Ibu Siti juga menekankan bahwa kenaikan tarif PPN ini akan memperburuk kesenjangan sosial dan ekonomi antara kalangan atas dan bawah. PPN adalah jenis pajak yang bersifat regresif, yang artinya beban pajak akan lebih berat bagi masyarakat berpendapatan rendah. Meskipun pemerintah berencana menaikkan gaji pegawai sektor publik sebesar 5%, tetapi hal ini belum tentu memberikan dampak yang signifikan mengingat banyak perusahaan swasta yang kesulitan menaikkan gaji karyawan mereka. Oleh karena itu, daya beli masyarakat tetap akan terhambat. Kondisi ini akan semakin diperburuk menjelang periode-periode konsumsi tinggi, seperti Natal, Tahun Baru, Imlek, dan Lebaran, di mana kebutuhan masyarakat akan meningkat. Kenaikan harga barang pokok dan kebutuhan lainnya pada periode tersebut akan menambah beban keluarga, yang semakin kesulitan menyesuaikan pengeluaran dengan pendapatan yang terbatas.

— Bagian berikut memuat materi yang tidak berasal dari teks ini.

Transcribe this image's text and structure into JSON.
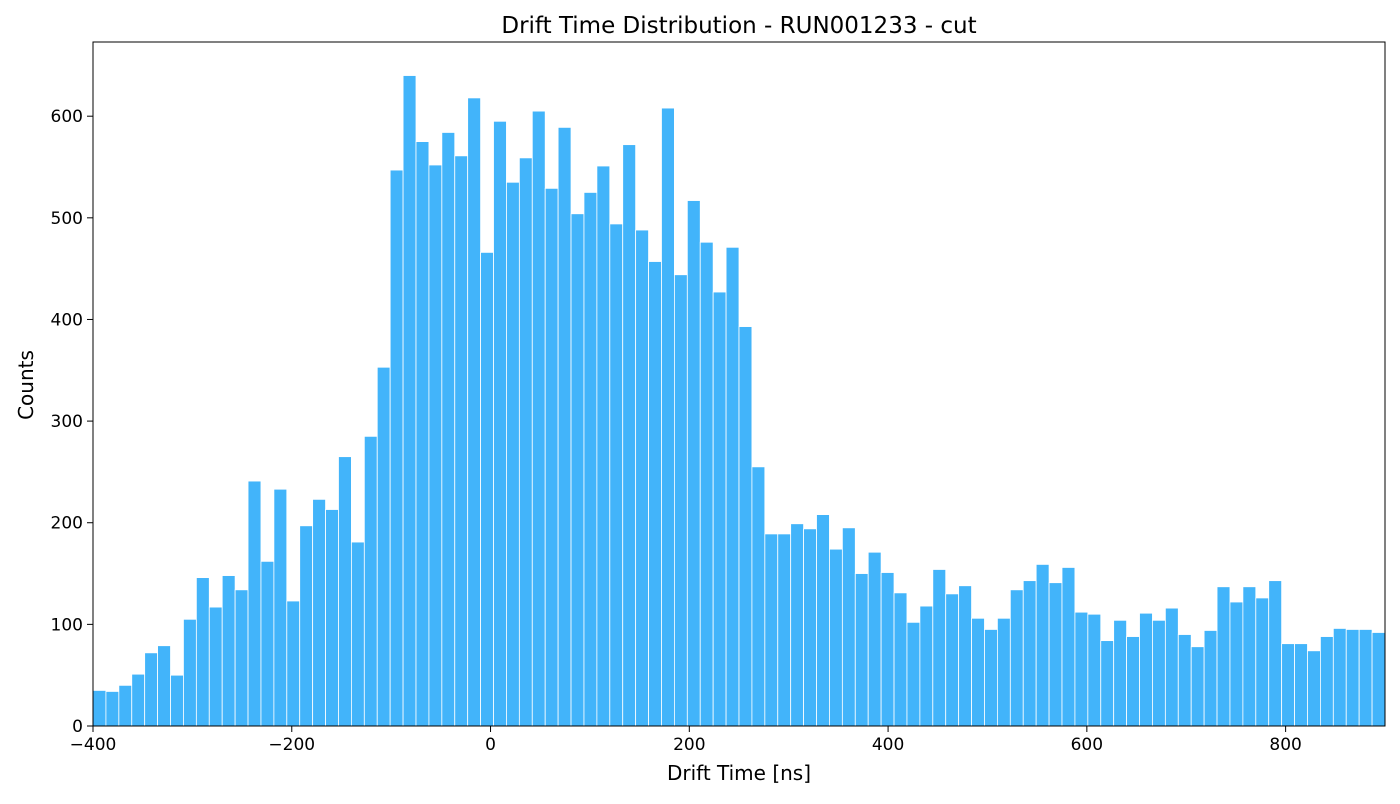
{
  "chart_data": {
    "type": "bar",
    "title": "Drift Time Distribution - RUN001233 - cut",
    "xlabel": "Drift Time [ns]",
    "ylabel": "Counts",
    "xlim": [
      -400,
      900
    ],
    "ylim": [
      0,
      673
    ],
    "bin_width": 13,
    "x_ticks": [
      -400,
      -200,
      0,
      200,
      400,
      600,
      800
    ],
    "x_tick_labels": [
      "−400",
      "−200",
      "0",
      "200",
      "400",
      "600",
      "800"
    ],
    "y_ticks": [
      0,
      100,
      200,
      300,
      400,
      500,
      600
    ],
    "y_tick_labels": [
      "0",
      "100",
      "200",
      "300",
      "400",
      "500",
      "600"
    ],
    "grid": false,
    "legend": "none",
    "bar_color": "#42b4fa",
    "bar_edge_color": "#ffffff",
    "bin_starts": [
      -400,
      -387,
      -374,
      -361,
      -348,
      -335,
      -322,
      -309,
      -296,
      -283,
      -270,
      -257,
      -244,
      -231,
      -218,
      -205,
      -192,
      -179,
      -166,
      -153,
      -140,
      -127,
      -114,
      -101,
      -88,
      -75,
      -62,
      -49,
      -36,
      -23,
      -10,
      3,
      16,
      29,
      42,
      55,
      68,
      81,
      94,
      107,
      120,
      133,
      146,
      159,
      172,
      185,
      198,
      211,
      224,
      237,
      250,
      263,
      276,
      289,
      302,
      315,
      328,
      341,
      354,
      367,
      380,
      393,
      406,
      419,
      432,
      445,
      458,
      471,
      484,
      497,
      510,
      523,
      536,
      549,
      562,
      575,
      588,
      601,
      614,
      627,
      640,
      653,
      666,
      679,
      692,
      705,
      718,
      731,
      744,
      757,
      770,
      783,
      796,
      809,
      822,
      835,
      848,
      861,
      874,
      887
    ],
    "values": [
      35,
      34,
      40,
      51,
      72,
      79,
      50,
      105,
      146,
      117,
      148,
      134,
      241,
      162,
      233,
      123,
      197,
      223,
      213,
      265,
      181,
      285,
      353,
      547,
      640,
      575,
      552,
      584,
      561,
      618,
      466,
      595,
      535,
      559,
      605,
      529,
      589,
      504,
      525,
      551,
      494,
      572,
      488,
      457,
      608,
      444,
      517,
      476,
      427,
      471,
      393,
      255,
      189,
      189,
      199,
      194,
      208,
      174,
      195,
      150,
      171,
      151,
      131,
      102,
      118,
      154,
      130,
      138,
      106,
      95,
      106,
      134,
      143,
      159,
      141,
      156,
      112,
      110,
      84,
      104,
      88,
      111,
      104,
      116,
      90,
      78,
      94,
      137,
      122,
      137,
      126,
      143,
      81,
      81,
      74,
      88,
      96,
      95,
      95,
      92
    ]
  }
}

Berdasarkan pandangannya, Ibu Siti menyarankan agar pemerintah menunda kenaikan tarif PPN hingga kondisi perekonomian Indonesia lebih stabil. Pemerintah sebaiknya mencari alternatif lain untuk meningkatkan pendapatan negara, misalnya dengan mengoptimalkan pajak penghasilan (PPh) atau pajak korporasi, yang tidak langsung memberatkan masyarakat. Selain itu, untuk mengurangi dampak negatif dari kenaikan PPN, pemerintah dapat memberikan insentif atau bantuan langsung tunai (BLT) bagi masyarakat berpendapatan rendah, serta memperhatikan sektor-sektor yang terdampak langsung, seperti usaha kecil dan menengah (UKM) dan sektor kuliner.
Kesimpulan
Kenaikan tarif PPN yang direncanakan pada tahun 2025 berpotensi memberikan dampak negatif yang cukup besar terhadap masyarakat Indonesia, terutama yang berpendapatan rendah. Kenaikan harga barang dan jasa yang diakibatkan oleh PPN yang lebih tinggi akan semakin menurunkan daya beli masyarakat, menyebabkan kesenjangan sosial yang semakin tajam, serta mempengaruhi stabilitas perekonomian secara keseluruhan. Oleh karena itu, kebijakan ini perlu dipertimbangkan lebih hati-hati dengan memperhatikan kondisi perekonomian yang masih lemah. Pemerintah perlu mencari solusi alternatif untuk meningkatkan pendapatan negara tanpa memberatkan masyarakat, serta memastikan kebijakan yang diambil benar-benar dapat mendukung kesejahteraan rakyat secara keseluruhan.